Bovins retirés – Photo OABA
Objectif de l’OABA : protéger les animaux victimes de maltraitance
COMMUNIQUE DE PRESSE
À la suite d’un signalement de maltraitance et en coordination avec la Direction Départementale de la Protection des Populations du Calvados et la Gendarmerie, l’OABA est intervenue du 25 au 27 mars 2026 dans une exploitation afin de prendre en charge 200 bovins. Ce vendredi, la Coordination Rurale a tenté de s’opposer au retrait des animaux malgré une interdiction de détenir de l’éleveur concerné.
L’éleveur, condamné définitivement en 2021 à une interdiction de détenir, élevait encore près de 200 bovins de race charolaise dans des conditions indignes. Les animaux, redevenus sauvages, sont fortement amaigris et présentent un important retard de croissance, signe d’une sous-alimentation chronique.

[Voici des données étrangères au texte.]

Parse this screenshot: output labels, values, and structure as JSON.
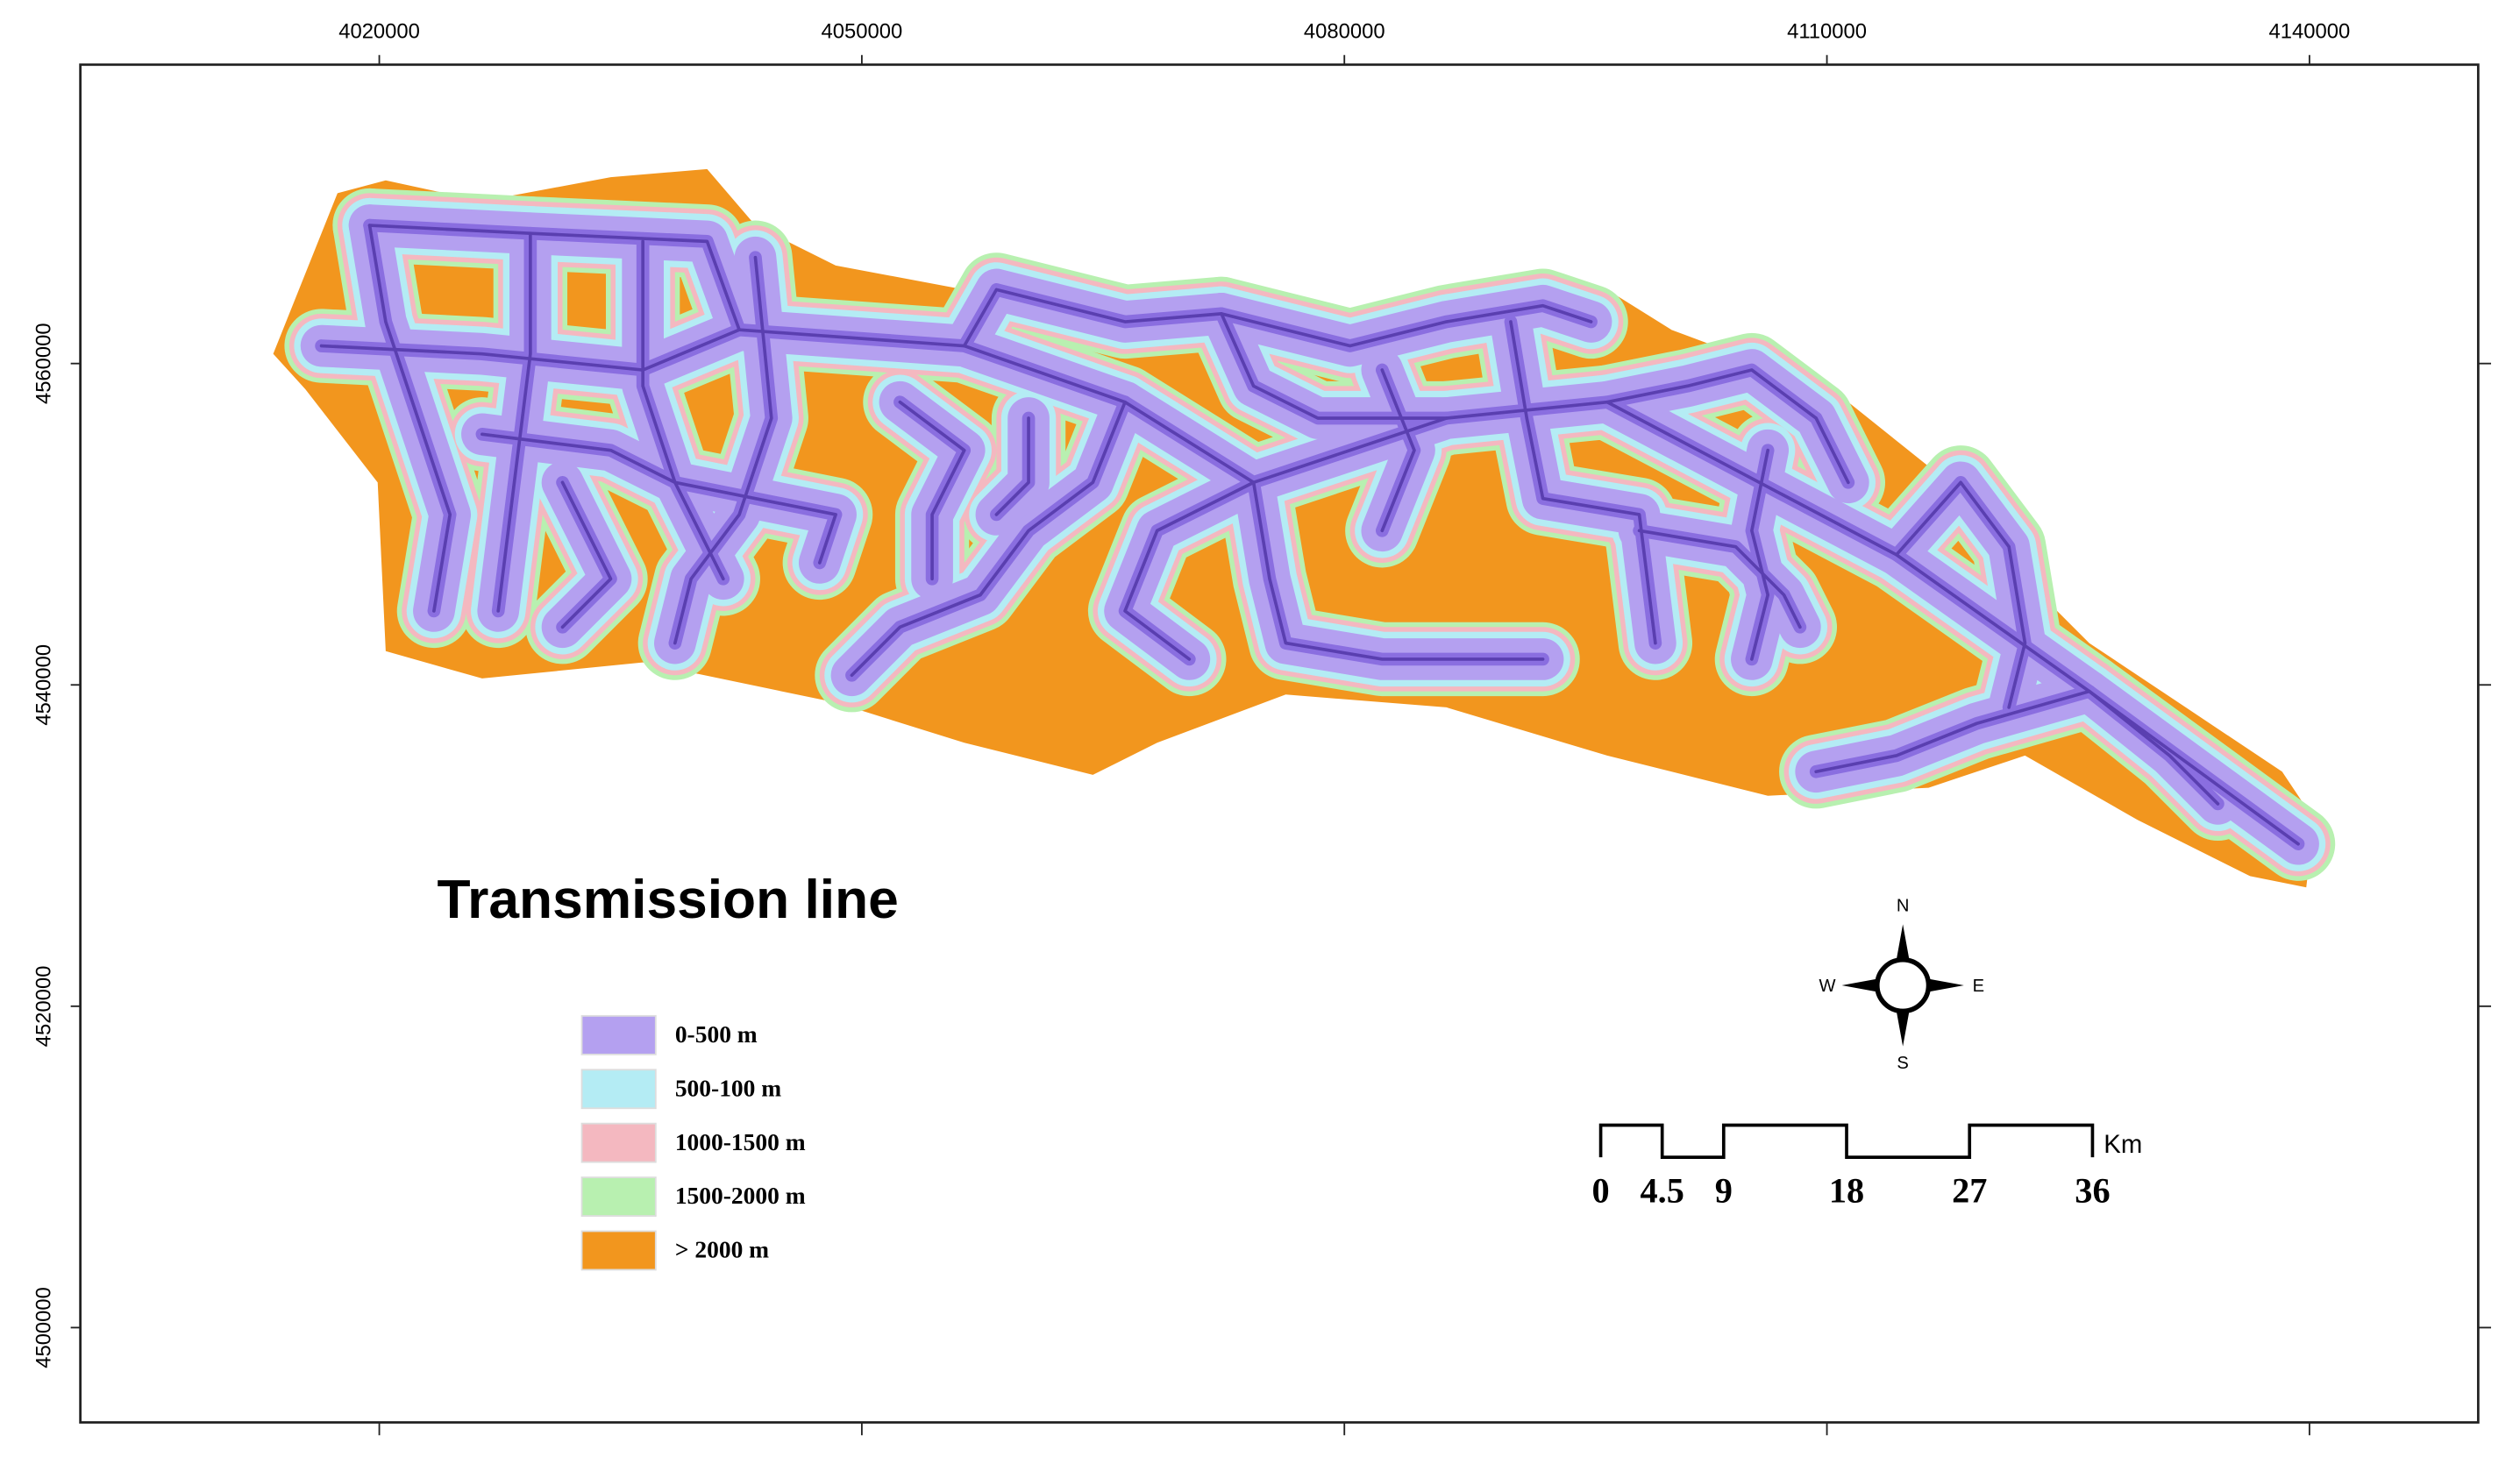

L’opération a commencé ce mercredi et s’est déroulée sans encombre jusqu’à ce vendredi matin où des éleveurs de la Coordination Rurale, reconnaissable à leurs bonnets jaunes, ont tenté de s’opposer au retrait des animaux. L’OABA dénonce fermement cette action. Il est inadmissible que des syndicats s’opposent à une mesure judiciaire visant à assurer la protection des animaux, d’autant plus lorsque le détenteur est interdit de détenir des animaux depuis 5 ans. Si une association de protection animale doit aujourd’hui intervenir en urgence pour protéger les animaux, c’est bien parce que ces syndicats ont failli pendant des années, restant inactifs face aux difficultés de l’éleveur et le laissant sombrer sans jamais lui apporter le moindre soutien.
Photos OABA
À la demande des autorités administratives, les animaux ont été placés dans une ferme refuge gérée par l’OABA où ils bénéficient désormais d’un suivi vétérinaire, d’une alimentation adaptée et de conditions de vie dignes.
Malgré une interdiction définitive prononcée en 2021, l’Etat n’a pas pu mettre fin aux maltraitances plus tôt en raison du manque de structure d’accueil. Cette triste situation démontre parfaitement la nécessité d’avoir des fourrières pour animaux de rente, à l’instar de celles existant pour les animaux de compagnie. Il est regrettable que l’Etat, malgré une condamnation définitive de l’éleveur, ne puisse mettre un terme aux souffrances des animaux, par manque d’infrastructures d’accueil. Il est tout aussi irresponsable pour un syndicat agricole de s’opposer à une telle mesure de sauvegarde. Les syndicats ne cessent de dire qu’ils sont les premiers garants du bien-être animal, qu’ils le montrent en aidant les personnes en difficulté au lieu de s’opposer au retrait des animaux maltraités !
– Frédéric Freund, directeur de l’OABA
Une procédure judiciaire est en cours à l’encontre de l’exploitant. Le parquet de Caen a placé les animaux auprès de l’OABA, dans l’attente d’un prochain jugement.
L’OABA se constituera partie civile dans cette affaire, comme elle le fait systématiquement lorsqu’il s’agit de protéger durablement les animaux issus d’élevages maltraitants.